When writing to a child's stdin, Duct catches and ignores broken pipe errors (EPIPE). That means it's not an error for the child to exit early without reading all of its input. Most standard libraries get this right.

Notably on Unix, this requires the process to suppress SIGPIPE. Implementations in languages that don't suppress SIGPIPE by default (C/C++?) have no choice but to set a signal handler from library code, which might conflict with application code or other libraries. There is no good solution to this problem.

Waiting on killed children by default

Many languages (Python, Rust, Go) provide a kill API that sends SIGKILL to a child process on Unix or calls TerminateProcess on Windows. The caller has to remember to wait on the child afterwards, or it turns into a zombie and leaks resources. Duct waits by default instead.

SIGKILL cannot be caught or ignored, and so waiting will almost always return quickly. One of the rare exceptions to this is if the child is stuck in an uninterruptible system call, for example a read of an unresponsive FUSE filesystem. In general, Duct's correctness priorities are:

  1. Do not leave zombie children or leak other resources.
  2. Do not block in a non-blocking API (start, reader, try_wait, or kill).
  3. Do not let errors pass silently.

In this case #1 takes priority over #2.

However, one important subtlety here is that we can only kill child processes that we spawned. We can't kill grandchild processes that our children spawned. (See the entire Killing grandchild processes? section for more on this.) Those grandchild processes might inherit any output pipes that we gave to the child. And that means that even though we do expect the child to exit promptly in non-pathological cases, we can't expect a read of the child's stdout pipe to return EOF promptly. Unkilled grandchildren might keep it open. So the automatic wait performed by kill must not wait on IO threads to finish. It must only reap zombie children.

A lucky break for us here is that, as long as we reap our own zombie children, most other cleanup is automatic. Most standard libraries take care of "zombie threads" for us. (Rust detaches threads in the std::thread::JoinHandle destructor, and Python detaches threads as soon as they're spawned.) So we can leave IO threads running until any pipe-holding grandchildren exit naturally. And the OS automatically reaps zombie grandchildren if their parent has exited. The only active step we need to take is to set the "daemon" flag on IO threads in Python, so that they don't block the parent process from exiting. (Rust threads never block exit.)

Making kill thread-safe

On Unix-like platforms there's a race condition between kill and waitpid. If a process exits right before you signal it, a waiting thread might clean it up and free its PID, and then an unrelated process might immediately reuse that PID. It's not likely, but all of that could happen just before the call to kill, and you might end up killing the unrelated process. This race condition is why the Rust standard library doesn't allow shared access to child processes.

It's possible to avoid this race using a newer POSIX API called waitid. That function has a WNOWAIT flag that leaves the child in its zombie state, so that its PID isn't freed for reuse. That gives the waiting thread a chance to set a flag to block further kills, before reaping the child. Duct uses this approach on Unix-like platforms.

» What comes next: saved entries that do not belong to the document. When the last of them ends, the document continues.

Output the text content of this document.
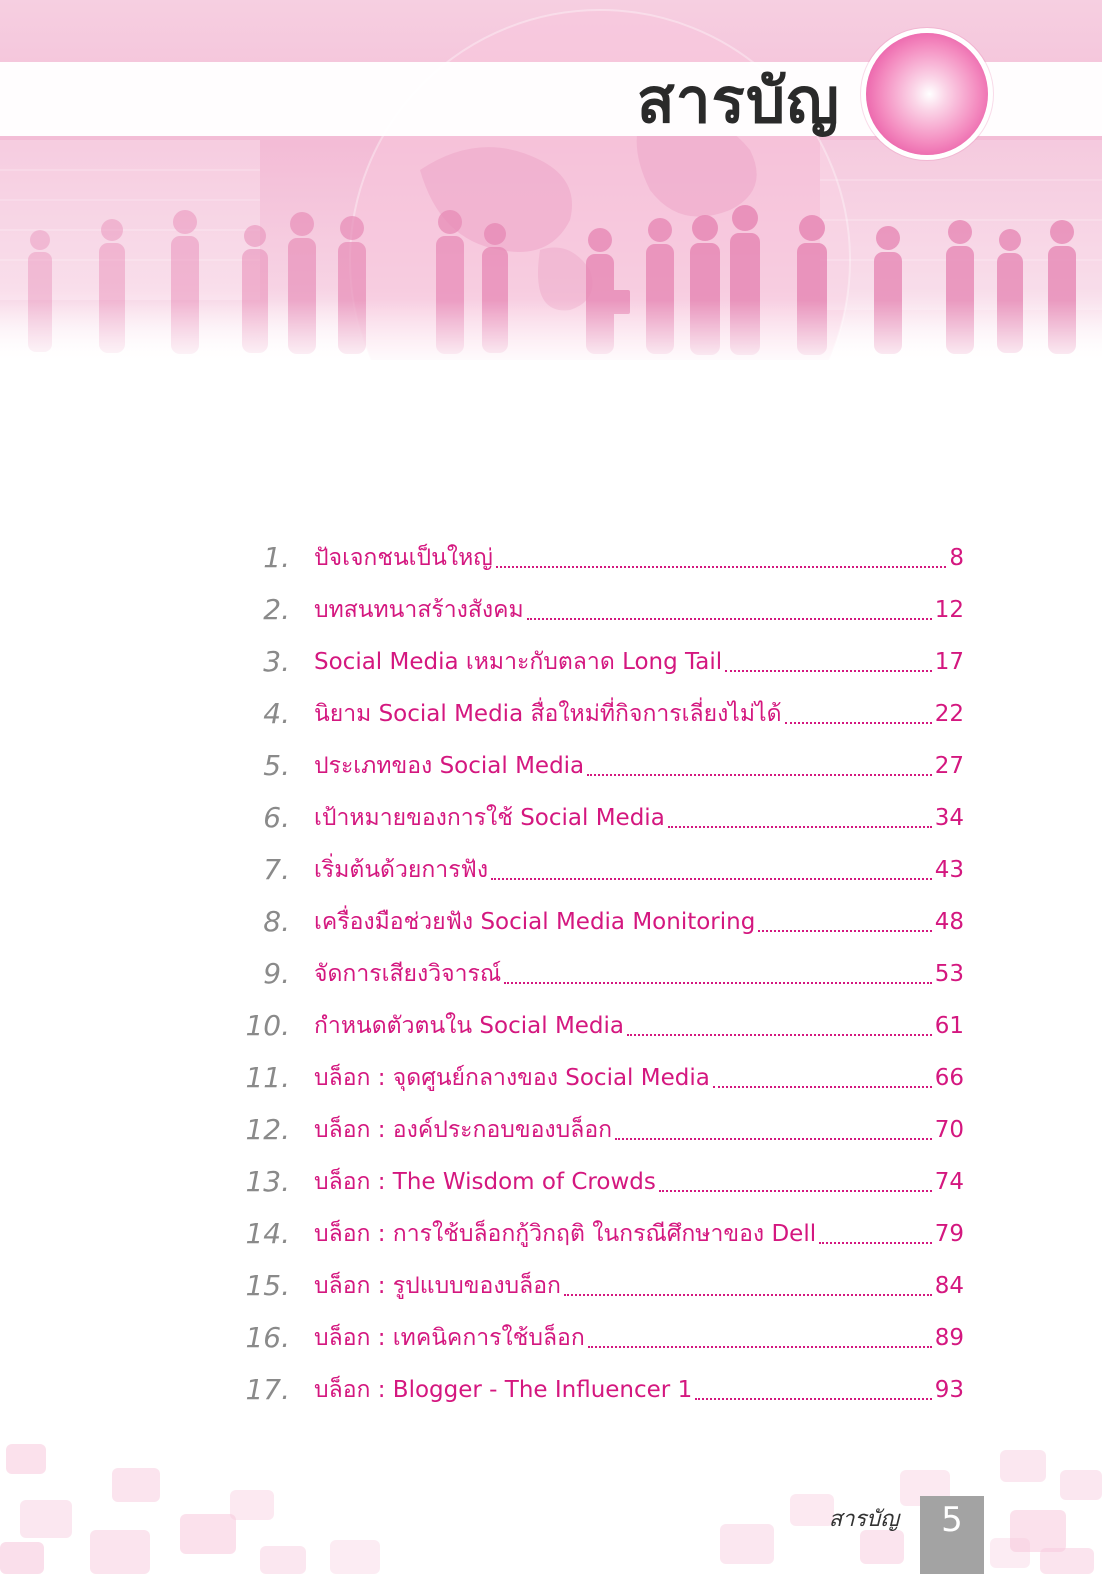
สารบัญ
1. ปัจเจกชนเป็นใหญ่	8
2. บทสนทนาสร้างสังคม	12
3. Social Media เหมาะกับตลาด Long Tail	17
4. นิยาม Social Media สื่อใหม่ที่กิจการเลี่ยงไม่ได้	22
5. ประเภทของ Social Media	27
6. เป้าหมายของการใช้ Social Media	34
7. เริ่มต้นด้วยการฟัง	43
8. เครื่องมือช่วยฟัง Social Media Monitoring	48
9. จัดการเสียงวิจารณ์	53
10. กำหนดตัวตนใน Social Media	61
11. บล็อก : จุดศูนย์กลางของ Social Media	66
12. บล็อก : องค์ประกอบของบล็อก	70
13. บล็อก : The Wisdom of Crowds	74
14. บล็อก : การใช้บล็อกกู้วิกฤติ ในกรณีศึกษาของ Dell	79
15. บล็อก : รูปแบบของบล็อก	84
16. บล็อก : เทคนิคการใช้บล็อก	89
17. บล็อก : Blogger - The Influencer 1	93
สารบัญ	5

Windows doesn't have this problem.

A recent update here: As part of a best-effort check for this bug, Python 3.9 changed the behavior of Popen.kill to reap child processes that have already exited. This interacts poorly with code that calls os.waitid or os.waitpid directly.

Adding ./ to program names given as relative paths

When you run the command foo, it can be ambiguous whether you mean ./foo in current directory or e.g. /usr/bin/foo in the PATH. Different platforms do different things here: Unix-like platforms usually require the leading ./ for programs in the current directory, but Windows will accept a bare filename. Duct defers to the platform for interpreting program names that are given as strings, but it explicitly prepends ./ to program names that are given as explicit path types (pathlib in Python, std::path in Rust) when the path is relative.

This solves two problems:

  • It prevents "command not found" errors on Unix-like platforms for paths to programs in the current directory. This is especially important in Python, where pathlib.Path automatically strips leading dots.
  • It prevents paths to a nonexistent local file, which should result in "command not found", from instead matching a program in the %PATH% on Windows.

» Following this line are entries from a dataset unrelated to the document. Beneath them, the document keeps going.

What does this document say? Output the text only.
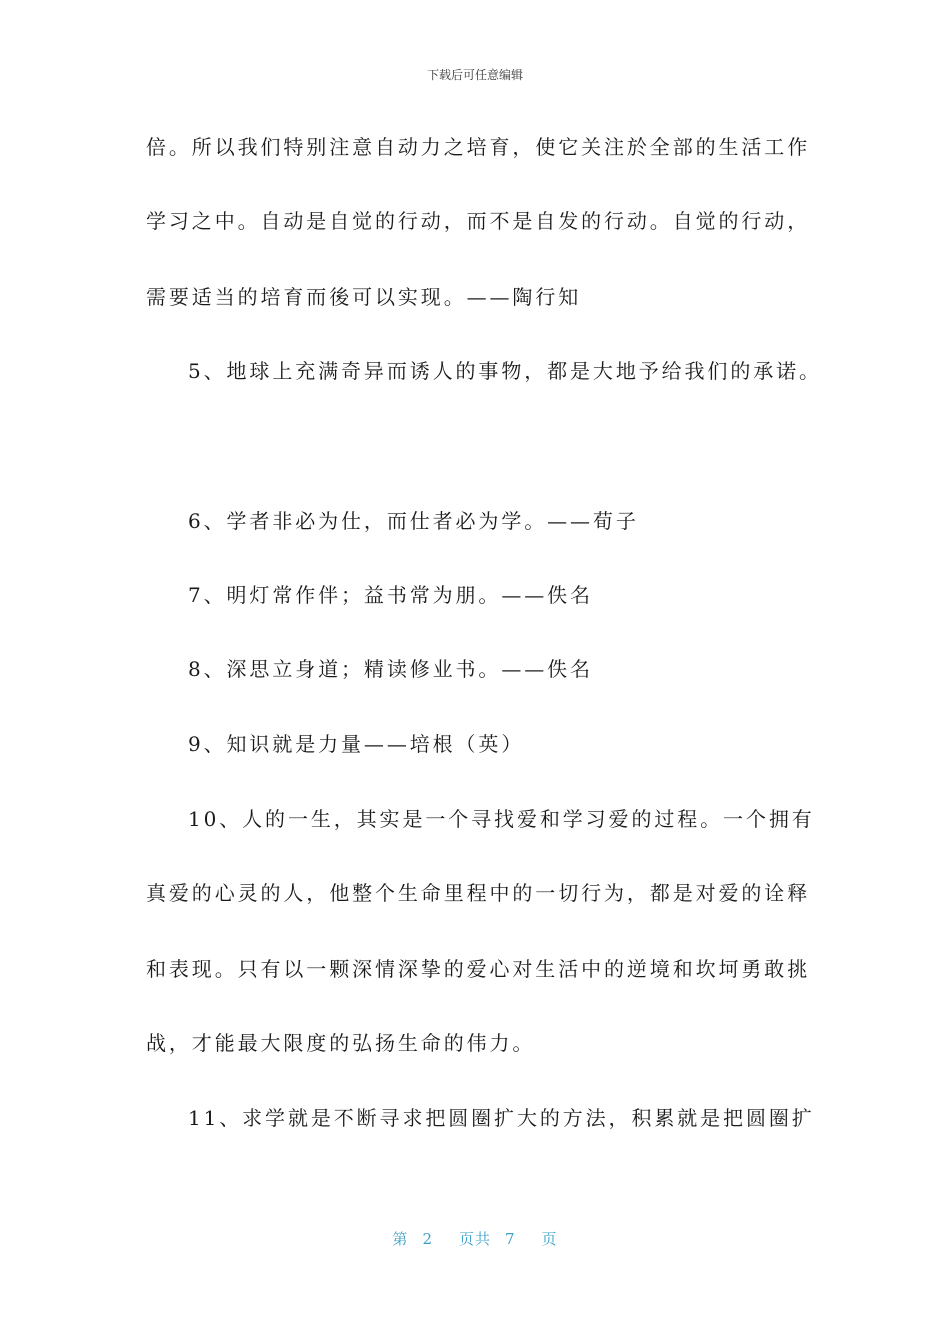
下载后可任意编辑
倍。所以我们特别注意自动力之培育，使它关注於全部的生活工作
学习之中。自动是自觉的行动，而不是自发的行动。自觉的行动，
需要适当的培育而後可以实现。——陶行知
5、地球上充满奇异而诱人的事物，都是大地予给我们的承诺。
6、学者非必为仕，而仕者必为学。——荀子
7、明灯常作伴；益书常为朋。——佚名
8、深思立身道；精读修业书。——佚名
9、知识就是力量——培根（英）
10、人的一生，其实是一个寻找爱和学习爱的过程。一个拥有
真爱的心灵的人，他整个生命里程中的一切行为，都是对爱的诠释
和表现。只有以一颗深情深挚的爱心对生活中的逆境和坎坷勇敢挑
战，才能最大限度的弘扬生命的伟力。
11、求学就是不断寻求把圆圈扩大的方法，积累就是把圆圈扩
第 2 页共 7 页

A recent update here: Rust 1.58 changed the behavior of std::process::Command to exclude the current directory from the search path on Windows.

Preventing dir from affecting relative program paths on Unix

Windows and Unix take different approaches to setting a child's working directory. The CreateProcess function on Windows has an explict lpCurrentDirectory argument, while most Unix platforms call chdir in between fork and exec. Unfortunately, those two approaches give different results when you have a relative path to the child executable. On Windows the path is interpreted from the parent's working directory, but on Unix it's interpreted from the child's.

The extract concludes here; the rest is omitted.